O_n appears in classification of rigid motions in Euclidean space relevant to Noether's theorem formulations and conservation laws in classical mechanics and Lagrangian mechanics studies by Joseph-Louis Lagrange and Emmy Noether. In quantum mechanics and quantum field theory, O_n symmetries model discrete parity and rotation symmetries in multiplet structures investigated by Paul Dirac and Murray Gell-Mann; its double cover Spin(n) governs fermionic representations central to Dirac equation analysis. In general relativity, local orthonormal frames use O_4 and SO(3,1) analogues, tying to work of Albert Einstein and frame bundle treatments by Élie Cartan. Statistical mechanics and random matrix theory exploit ensembles invariant under O_n, such as the Gaussian orthogonal ensemble analyzed by Eugene Wigner and Freeman Dyson, while signal processing and data analysis use orthogonal transformations in principal component analysis derivations by Karl Pearson and applications in computer vision and robotics.

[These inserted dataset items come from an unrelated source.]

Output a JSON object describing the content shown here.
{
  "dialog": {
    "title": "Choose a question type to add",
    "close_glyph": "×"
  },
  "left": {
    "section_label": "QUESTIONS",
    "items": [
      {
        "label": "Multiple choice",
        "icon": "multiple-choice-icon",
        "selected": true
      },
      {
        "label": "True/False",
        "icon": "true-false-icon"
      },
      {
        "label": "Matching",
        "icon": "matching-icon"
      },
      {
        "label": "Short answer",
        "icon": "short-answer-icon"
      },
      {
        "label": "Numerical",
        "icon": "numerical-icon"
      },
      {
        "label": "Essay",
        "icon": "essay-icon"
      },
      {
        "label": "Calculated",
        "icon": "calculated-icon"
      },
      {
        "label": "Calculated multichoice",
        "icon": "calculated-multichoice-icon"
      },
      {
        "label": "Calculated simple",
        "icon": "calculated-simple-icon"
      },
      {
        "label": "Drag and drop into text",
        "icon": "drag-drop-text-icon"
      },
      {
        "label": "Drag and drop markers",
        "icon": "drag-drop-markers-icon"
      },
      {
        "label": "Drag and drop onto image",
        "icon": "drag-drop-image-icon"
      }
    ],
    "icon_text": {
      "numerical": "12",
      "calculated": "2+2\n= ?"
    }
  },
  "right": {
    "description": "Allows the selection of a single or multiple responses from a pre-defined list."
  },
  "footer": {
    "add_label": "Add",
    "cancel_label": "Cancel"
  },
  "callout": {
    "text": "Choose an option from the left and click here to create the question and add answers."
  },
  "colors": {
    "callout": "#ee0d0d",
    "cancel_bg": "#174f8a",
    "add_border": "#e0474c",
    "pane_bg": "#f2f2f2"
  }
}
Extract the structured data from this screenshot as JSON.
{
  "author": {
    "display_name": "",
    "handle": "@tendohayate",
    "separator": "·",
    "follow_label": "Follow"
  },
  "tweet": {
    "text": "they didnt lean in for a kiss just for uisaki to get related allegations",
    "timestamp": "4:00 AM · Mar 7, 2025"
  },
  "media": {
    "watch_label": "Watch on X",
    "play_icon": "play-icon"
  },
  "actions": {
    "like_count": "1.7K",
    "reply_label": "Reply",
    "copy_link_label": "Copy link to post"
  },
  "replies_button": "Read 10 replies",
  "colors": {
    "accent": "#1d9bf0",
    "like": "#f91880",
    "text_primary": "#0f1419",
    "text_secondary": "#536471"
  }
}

For n = 1, O_1 ≅ {±1}, linked to sign flips studied in elementary algebra; for n = 2, O_2 includes rotations SO(2) and reflections, with structure tied to the dihedral group D_∞ and classical studies by Galois on symmetry of polygons. For n = 3, O_3 contains SO(3), intimately connected to rotational symmetry groups of polyhedra classified by Cauchy and Peter Barlow and to the group of orientation-preserving isometries of the sphere studied by Euler and Laplace. Low-dimensional spin covers yield Spin(3), isomorphic to SU(2), central to the theory of angular momentum developed by Wolfgang Pauli and Eugene Wigner. Concrete matrix examples include Householder reflections named after Alston Scott Householder and Givens rotations used in numerical linear algebra by James H. Wilkinson and Gene H. Golub. Computational applications leverage QR decomposition algorithms and orthogonalization procedures attributed to Francis and Gram-Schmidt methods.